Le covid, une aubaine pour l’enfermement des réfugié.es
C’est dans ce contexte que le premier cas de coronavirus est détecté sur l’île, le 9 mars. Les mesures de confinement pour les camps viennent durcir encore la vie des réfugiés : pas plus de 100 personnes autorisées à sortir par jour, une seule par famille, pour faire des courses et aller à la pharmacie. Il y a un renfort du dispositif policier, mais pas plus de médecins. Les fièvres ne sont pas diagnostiquées et les consignes de « gestes barrière » sont dramatiquement absurdes quand les gens restent entassés dans la queue pour obtenir les repas. Les problèmes d’insalubrité extrême ne sont pas nouveaux : l’urgence est présente depuis des années mais, coronavirus ou pas, on préfère mettre un couvercle sur la cocotte et oublier.

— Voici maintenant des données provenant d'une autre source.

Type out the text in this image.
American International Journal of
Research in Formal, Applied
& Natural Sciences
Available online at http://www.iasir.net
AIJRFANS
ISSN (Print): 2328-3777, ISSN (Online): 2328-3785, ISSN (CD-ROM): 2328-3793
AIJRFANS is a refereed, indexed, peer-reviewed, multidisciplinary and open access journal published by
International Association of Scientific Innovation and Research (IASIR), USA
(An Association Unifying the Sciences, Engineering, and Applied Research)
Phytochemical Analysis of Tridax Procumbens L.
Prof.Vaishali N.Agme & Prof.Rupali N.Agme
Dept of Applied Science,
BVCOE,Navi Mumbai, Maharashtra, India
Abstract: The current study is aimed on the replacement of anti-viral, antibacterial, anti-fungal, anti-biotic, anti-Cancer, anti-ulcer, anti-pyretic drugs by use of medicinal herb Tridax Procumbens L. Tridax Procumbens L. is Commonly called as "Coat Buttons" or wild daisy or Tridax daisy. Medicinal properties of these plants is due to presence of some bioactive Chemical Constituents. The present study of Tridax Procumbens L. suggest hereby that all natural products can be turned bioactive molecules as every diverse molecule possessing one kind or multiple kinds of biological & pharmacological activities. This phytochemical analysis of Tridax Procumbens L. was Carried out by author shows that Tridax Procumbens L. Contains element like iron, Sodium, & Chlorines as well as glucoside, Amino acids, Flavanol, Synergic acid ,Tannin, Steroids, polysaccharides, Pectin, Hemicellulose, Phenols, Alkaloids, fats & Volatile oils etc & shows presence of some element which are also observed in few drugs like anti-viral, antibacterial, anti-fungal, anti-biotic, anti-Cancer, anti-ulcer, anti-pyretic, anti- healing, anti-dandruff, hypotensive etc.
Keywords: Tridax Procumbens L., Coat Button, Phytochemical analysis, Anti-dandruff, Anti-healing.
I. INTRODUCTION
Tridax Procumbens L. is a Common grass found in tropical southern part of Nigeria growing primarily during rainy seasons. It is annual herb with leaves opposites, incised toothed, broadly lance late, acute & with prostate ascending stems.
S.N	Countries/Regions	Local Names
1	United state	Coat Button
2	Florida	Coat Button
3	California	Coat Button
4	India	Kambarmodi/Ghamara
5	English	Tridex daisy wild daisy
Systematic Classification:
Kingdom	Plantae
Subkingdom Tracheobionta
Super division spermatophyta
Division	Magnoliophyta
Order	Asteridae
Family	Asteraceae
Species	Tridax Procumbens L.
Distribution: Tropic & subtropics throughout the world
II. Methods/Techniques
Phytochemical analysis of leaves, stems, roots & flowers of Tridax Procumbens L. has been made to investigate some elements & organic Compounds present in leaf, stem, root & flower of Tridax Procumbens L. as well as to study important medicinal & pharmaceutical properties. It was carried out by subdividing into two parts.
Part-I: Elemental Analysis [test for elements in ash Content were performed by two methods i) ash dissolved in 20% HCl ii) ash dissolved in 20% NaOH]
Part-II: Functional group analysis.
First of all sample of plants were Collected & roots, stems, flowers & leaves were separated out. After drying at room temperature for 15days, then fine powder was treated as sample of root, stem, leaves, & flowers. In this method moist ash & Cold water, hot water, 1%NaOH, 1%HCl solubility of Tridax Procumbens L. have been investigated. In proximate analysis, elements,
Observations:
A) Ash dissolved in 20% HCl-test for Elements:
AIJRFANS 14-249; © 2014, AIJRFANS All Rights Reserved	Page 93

Dans la section de détention du camp de Moria, des prisonniers ont entamé une grève de la faim le 5 avril pour réclamer leur libération face aux risques du virus. Quatre d’entre eux se sont même cousu la bouche en signe de protestation, mais les fils ont été retirés de force le lendemain par un médecin. Au bout de trois jours, la police a mis fin à la grève en forçant les gens à manger.
L’annonce faite en mars d’accueil de 1500 mineurs isolés par les partenaires européens semble oubliée depuis l’arrivée de la pandémie. Alors que les terrasses grecques s’emplissent à nouveau début juin, les réfugiés restent enfermés à Moria, où ils continuent de manifester régulièrement et prennent des amendes quand ils attendent à plus de dix devant les bureaux administratifs, rouvrant après trois mois d’arrêt.
Lesbos est l’exemple médiatisé de la violence qu’est prête à exercer l’Europe sur des populations pour choisir qui peut entrer dans l’enceinte du club. Plus de 40 000 demandeurs d’asile sont coincés dans les îles grecques mais c’est tout autour de la Méditerranée et à l’Est de l’UE que l’horreur se décline suivant les spécificités locales. Les migrants en Méditerranée sont trop visibles (c’est la frontière la plus meurtrière au monde), alors la France et ses partenaires européens n’hésitent pas à s’associer à des régimes autoritaires pour leur déléguer le sale boulot. Les barrières se dressent maintenant dans le Sahel, où la mise en place de contrôles biométriques de masses représente un nouveau marché juteux pour des entreprises comme Thalès ou Safran.
Se réfugier derrière l’analyse des causes des migrations mène bien souvent à les hiérarchiser. Or les migrations sont un fait de la condition humaine et il est inacceptable que certains puissent construire leur vie entre les continents librement quand d’autres sont assignés à résidence. Le passeport français, au troisième rang mondial, donne accès à 187 pays dans le monde sans demande préalable de visa, quand le passeport afghan, centième rang mondial, autorise ses ressortissants à entrer dans 30 pays. Il est important d’attaquer l’idée même des visas et de réclamer la liberté de circulation pour toutes et tous, car les frontières n’existent que pour qui ne peut les franchir.
Le 15 janvier 2020, il y avait 21 268 demandeurs d’asile enregistrés à Lesbos, dont 19 184 à Moria et 1 049 mineurs non accompagnés. En avril, un seul bateau a pu accoster, avec 32 personnes à bord. La population grecque de l’île se situe aux alentours de 90 000, dont 40 000 à Mytilène.
No border, no nation, stop déportations !
Texte : Clément / Dessins : SZ
1 : Appelée aujourd’hui « Agence européenne de gardes-frontières et gardes-côtes », c’est une agence mise en place par l’UE en 2004 pour assister les pays membres dans la gestion de la sécurité aux frontières. En 2019 elle disposait d’un budget de 333 millions d’euros.
2 : Haut Commissariat des Nations Unies pour les réfugiés.
3 : Technique de refoulement utilisée en mer par les garde-côtes grecs et turcs consistant à renvoyer un bateau ayant atteint les eaux grecques au-delà de la frontière maritime pour éviter leur prise en charge. Pratique totalement illégale mais courante.